On 6/17/20 4:54 AM, Paulo de Rezende Pinatti wrote:
On 17/06/20 06:01, Laine Stump wrote:
On 6/16/20 10:32 AM, Paulo de Rezende Pinatti wrote:
No default model should be added to the interface
entry at post parse when its actual network type is hostdev
as doing so might cause a mismatch between the interface
definition and its actual device type.
Have you encountered a real problem from this? (I have, and have been
thinking about the issue for awhile, but only late at night when I'm
not near my keyboard to do something about it. I'm just wondering
what problem you've had :-))
Yes I have. I first defined a passthrough network out of a PF and then
created the domain with an interface definition '<source
network=passthrough/>' and no model (basically the process outlined in
https://wiki.libvirt.org/page/Networking#Assignment_from_a_pool_of_SRIOV_VFs_in_a_libvirt_%3Cnetwork%3E_definition)
, but after saving it libvirt automatically added <model
type='virtio'> (that's the default model on S390) which led to a qemu
error when trying to start the vm (see below).

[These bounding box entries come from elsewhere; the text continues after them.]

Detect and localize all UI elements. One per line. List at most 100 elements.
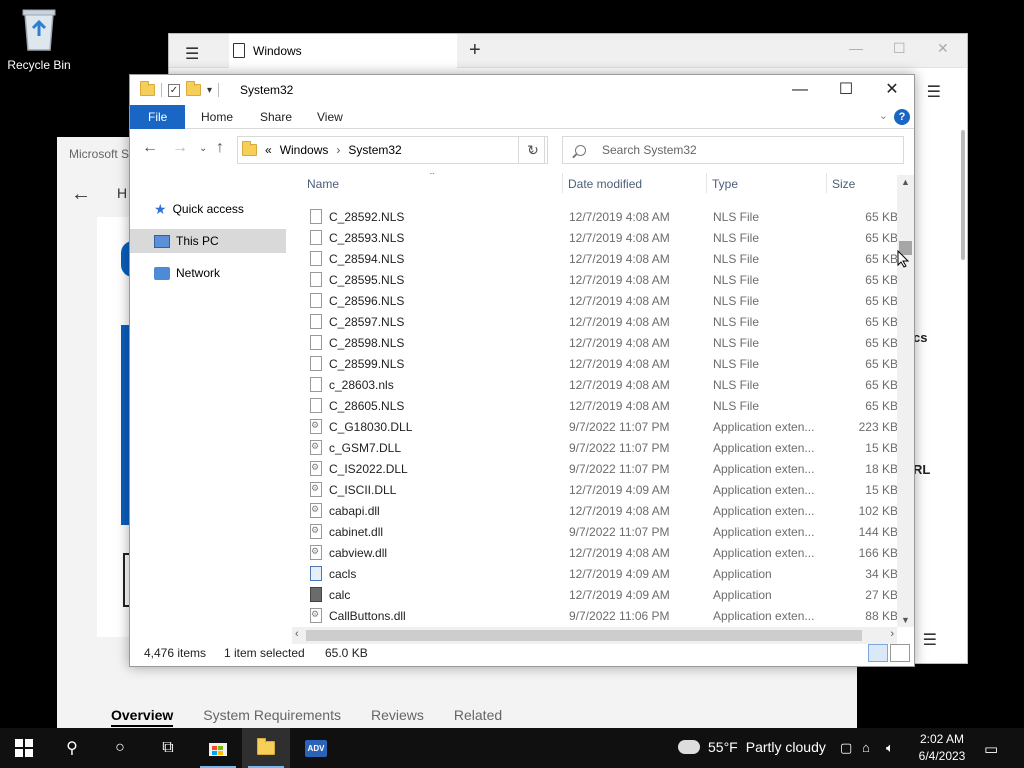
cortana-icon[interactable]: ○ bbox=[96, 728, 144, 768]
tab-related[interactable]: Related bbox=[454, 707, 502, 727]
refresh-icon[interactable]: ↻ bbox=[518, 136, 548, 164]
table-row[interactable]: C_28595.NLS 12/7/2019 4:08 AM NLS File 65 K… bbox=[300, 269, 900, 290]
tab-share[interactable]: Share bbox=[247, 105, 305, 129]
tab-home[interactable]: Home bbox=[188, 105, 246, 129]
table-row[interactable]: C_IS2022.DLL 9/7/2022 11:07 PM Application… bbox=[300, 458, 900, 479]
start-button[interactable] bbox=[0, 728, 48, 768]
new-tab-icon[interactable]: + bbox=[469, 39, 481, 62]
file-icon bbox=[310, 251, 322, 266]
recent-locations-chevron-icon[interactable]: ⌄ bbox=[199, 143, 207, 154]
expand-ribbon-chevron-icon[interactable]: ⌄ bbox=[879, 109, 888, 122]
store-icon[interactable] bbox=[194, 728, 242, 768]
table-row[interactable]: C_28605.NLS 12/7/2019 4:08 AM NLS File 65 K… bbox=[300, 395, 900, 416]
table-row[interactable]: C_28592.NLS 12/7/2019 4:08 AM NLS File 65 K… bbox=[300, 206, 900, 227]
windows-logo-icon bbox=[15, 739, 33, 757]
file-date: 9/7/2022 11:07 PM bbox=[569, 441, 670, 455]
tab-reviews[interactable]: Reviews bbox=[371, 707, 424, 727]
search-icon[interactable]: ⚲ bbox=[48, 728, 96, 768]
list-view-icon[interactable]: ☰ bbox=[923, 630, 937, 650]
file-date: 12/7/2019 4:08 AM bbox=[569, 399, 670, 413]
file-explorer-taskbar-icon[interactable] bbox=[242, 728, 290, 768]
weather-widget[interactable]: 55°F Partly cloudy bbox=[675, 735, 826, 755]
table-row[interactable]: C_28598.NLS 12/7/2019 4:08 AM NLS File 65 K… bbox=[300, 332, 900, 353]
table-row[interactable]: cabview.dll 12/7/2019 4:08 AM Application … bbox=[300, 542, 900, 563]
network-icon[interactable]: ⌂ bbox=[862, 740, 870, 755]
table-row[interactable]: c_28603.nls 12/7/2019 4:08 AM NLS File 65 K… bbox=[300, 374, 900, 395]
up-arrow-icon[interactable]: ↑ bbox=[216, 139, 224, 157]
nav-item-network[interactable]: Network bbox=[130, 261, 286, 285]
back-window-scrollbar[interactable] bbox=[961, 130, 965, 260]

The reason it's been on my mind is this: The default model is
rtl8139. When libvirt is auto-assigning PCI addresses to devices at
parse time, it decides whether to assign a network device to a
conventional PCI or PCI Express slot based on the model, and rtl8139
is conventional PCI. So if you have <interface type='network'> where
the network is a pool of hostdevs, and if you don't assign a "fake"
model like "virtio" or "e1000e", then the hostdev device (which is
100% certainly a PCIe device) will be assigned to a conventional PCI
slot. That works, but is.... "sub-optimal" :-)
For me it didn't work at all because model virtio on S390 leads to a
'devno' property being specified which of course is wrong for this
type of device (i.e. '-device
vfio-pci,host=0100:00:08.2,id=hostdev0,devno=fe.0.0006').
Okay, so that's a similar problem to mine - in my case the
address-assignment code makes the choice of "conventional PCI" instead
of "PCI Express", which isn't great, but still works. In your case it
mistakenly thinks "CCW" instead of "PCI". Since that's not been reported
before (that I know of) I guess that means you're the first to use a
network pool of hostdevs on s390!
I just sent a patch to auto-assign these devices to PCIe on platforms
that have PCIe. I Cc'ed you so that you might apply the patch locally
and verify that I didn't break anything for you.
I think we will still need to add a bit to
qemuDomainDeviceCalculatePCIConnectFlags() in order to get the right
type of slot set, but this is a good start.
I just sent a patch to auto-assign these devices to PCIe on platforms
that have PCIe. I Cc'ed you so that you might apply the patch locally
and verify that I didn't break anything for you.